In the early 90’s I became Associate Director in the Department of Standards at the Joint Commission.  This was just when the Joint Commission was making a big shift from accreditation “silos” to cross-functional integration and quality improvement.  I began teaching education programs on quality improvement.  My favorite ones were the weekend long programs (Friday evening, all day Saturday, and half-a-day on Sunday) where I and another faculty member taught quality improvement skills-building workshops for physicians.  My co-presenters were all hospital-based physicians with impressive experience in quality improvement from whom I learned a tremendous amount. 
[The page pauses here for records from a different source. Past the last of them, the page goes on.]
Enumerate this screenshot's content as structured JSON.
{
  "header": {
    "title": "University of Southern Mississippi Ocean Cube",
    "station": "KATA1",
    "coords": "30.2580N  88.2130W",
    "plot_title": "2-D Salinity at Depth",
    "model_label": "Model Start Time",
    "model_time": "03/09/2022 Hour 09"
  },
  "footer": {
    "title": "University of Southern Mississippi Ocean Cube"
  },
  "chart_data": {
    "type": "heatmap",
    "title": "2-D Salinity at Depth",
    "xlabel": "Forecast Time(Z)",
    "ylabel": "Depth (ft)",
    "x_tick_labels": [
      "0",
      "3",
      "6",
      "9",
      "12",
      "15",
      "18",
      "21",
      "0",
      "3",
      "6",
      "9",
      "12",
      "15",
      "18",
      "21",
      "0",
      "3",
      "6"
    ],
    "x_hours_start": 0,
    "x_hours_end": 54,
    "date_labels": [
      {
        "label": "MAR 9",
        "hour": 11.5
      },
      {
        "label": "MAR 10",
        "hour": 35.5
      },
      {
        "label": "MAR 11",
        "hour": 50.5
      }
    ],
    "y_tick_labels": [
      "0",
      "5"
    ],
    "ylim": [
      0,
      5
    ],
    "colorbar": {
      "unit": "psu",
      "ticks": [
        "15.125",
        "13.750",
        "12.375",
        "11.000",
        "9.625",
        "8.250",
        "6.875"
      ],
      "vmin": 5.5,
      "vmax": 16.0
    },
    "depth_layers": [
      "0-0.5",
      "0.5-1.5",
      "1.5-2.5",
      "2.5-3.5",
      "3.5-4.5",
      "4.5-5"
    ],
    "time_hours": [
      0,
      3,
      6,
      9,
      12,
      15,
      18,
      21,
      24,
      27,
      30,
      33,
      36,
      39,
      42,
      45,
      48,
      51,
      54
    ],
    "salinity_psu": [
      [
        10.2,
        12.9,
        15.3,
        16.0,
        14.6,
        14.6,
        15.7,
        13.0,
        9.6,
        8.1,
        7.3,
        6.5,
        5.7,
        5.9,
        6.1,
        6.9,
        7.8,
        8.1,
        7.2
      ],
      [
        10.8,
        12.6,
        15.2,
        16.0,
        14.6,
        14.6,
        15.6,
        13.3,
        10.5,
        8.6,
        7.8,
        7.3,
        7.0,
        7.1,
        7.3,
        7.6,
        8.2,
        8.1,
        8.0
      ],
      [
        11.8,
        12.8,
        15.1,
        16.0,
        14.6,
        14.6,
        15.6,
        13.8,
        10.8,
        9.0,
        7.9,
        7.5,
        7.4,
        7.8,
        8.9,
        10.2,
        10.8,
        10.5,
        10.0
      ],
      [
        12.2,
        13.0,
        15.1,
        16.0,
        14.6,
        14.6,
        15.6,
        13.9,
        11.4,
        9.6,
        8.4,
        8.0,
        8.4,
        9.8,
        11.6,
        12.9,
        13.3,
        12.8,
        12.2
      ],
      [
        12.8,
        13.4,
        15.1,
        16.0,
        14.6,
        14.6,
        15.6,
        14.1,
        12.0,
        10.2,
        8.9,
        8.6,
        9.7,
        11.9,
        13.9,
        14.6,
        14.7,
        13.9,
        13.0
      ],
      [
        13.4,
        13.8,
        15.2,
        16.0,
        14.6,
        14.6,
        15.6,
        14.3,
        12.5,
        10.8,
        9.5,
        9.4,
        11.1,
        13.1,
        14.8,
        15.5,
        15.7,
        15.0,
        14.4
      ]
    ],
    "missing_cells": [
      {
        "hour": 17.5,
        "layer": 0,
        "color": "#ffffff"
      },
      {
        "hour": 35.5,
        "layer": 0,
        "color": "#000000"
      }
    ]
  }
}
Interestingly, I learned even more about quality improvement when studying for my MBA.  (Crazy me, I did this while working full-time at the Joint Commission, part time as a managed care medical director, and Saturdays in clinical practice.)  But I digress.  Learning about statistical process control (the true underpinnings of quality improvement if you ask me) from the perspective of a manufacturing industry or for inventory control suddenly made some of the concepts that didn’t quite fit in a health care context make sense.

I began adding information about the differences in quality improvement for service-based industries as opposed to product-based industries to my seminars. 

A little while later I left the Joint Commission, became a full-time managed care medical director, and joined the NCQA orbit.  I was given free-reign to develop a quality improvement program for the managed care company.  It was an incredible experience building it from the ground up: identifying data sources, developing data bases, figuring out the best graphic displays for performance data, implementing cross-functional teams (yes, really, teams—not just committees) each responsible for understanding and improving a single, important organizational process. 

I kept teaching educational programs.  I did more and more health care consulting work.  I continued to survey for NCQA and I helped develop NCQA’s behavioral health standards. 

After an incredibly successful and heady run as a managed care medical director, with my consulting business tugging at me, I made a career shift into full-time consulting.  In the early years, a number of managed care organizations were interested in learning about quality improvement and applying the principles, tools and techniques to their operations. 

Over the last five years or so, I’ve seen a declining interest in quality improvement.  Maybe it’s a lack of knowledge about what QI can really do, but it seems like folks just want the answer.  I’m frequently asked by clients and seminar attendees what changes to implement to improve performance. 

It’s not that easy.  To improve performance you need to understand the causes of current performance.  To do that, you need to apply quality improvement tools and techniques.

Personally, I’d like to see a renewed interest in QI.  If used well, I think we’d begin to see improvements in member and practitioner satisfaction, improvements in health status, and improved job satisfaction for managed care employees. 

Even if it’s only a couple of hours a month, engaging staff and outside stakeholders in a “real” quality improvement endeavor provides a jolt of creativity and out-of-the-box thinking that boosts morale as it boosts performance.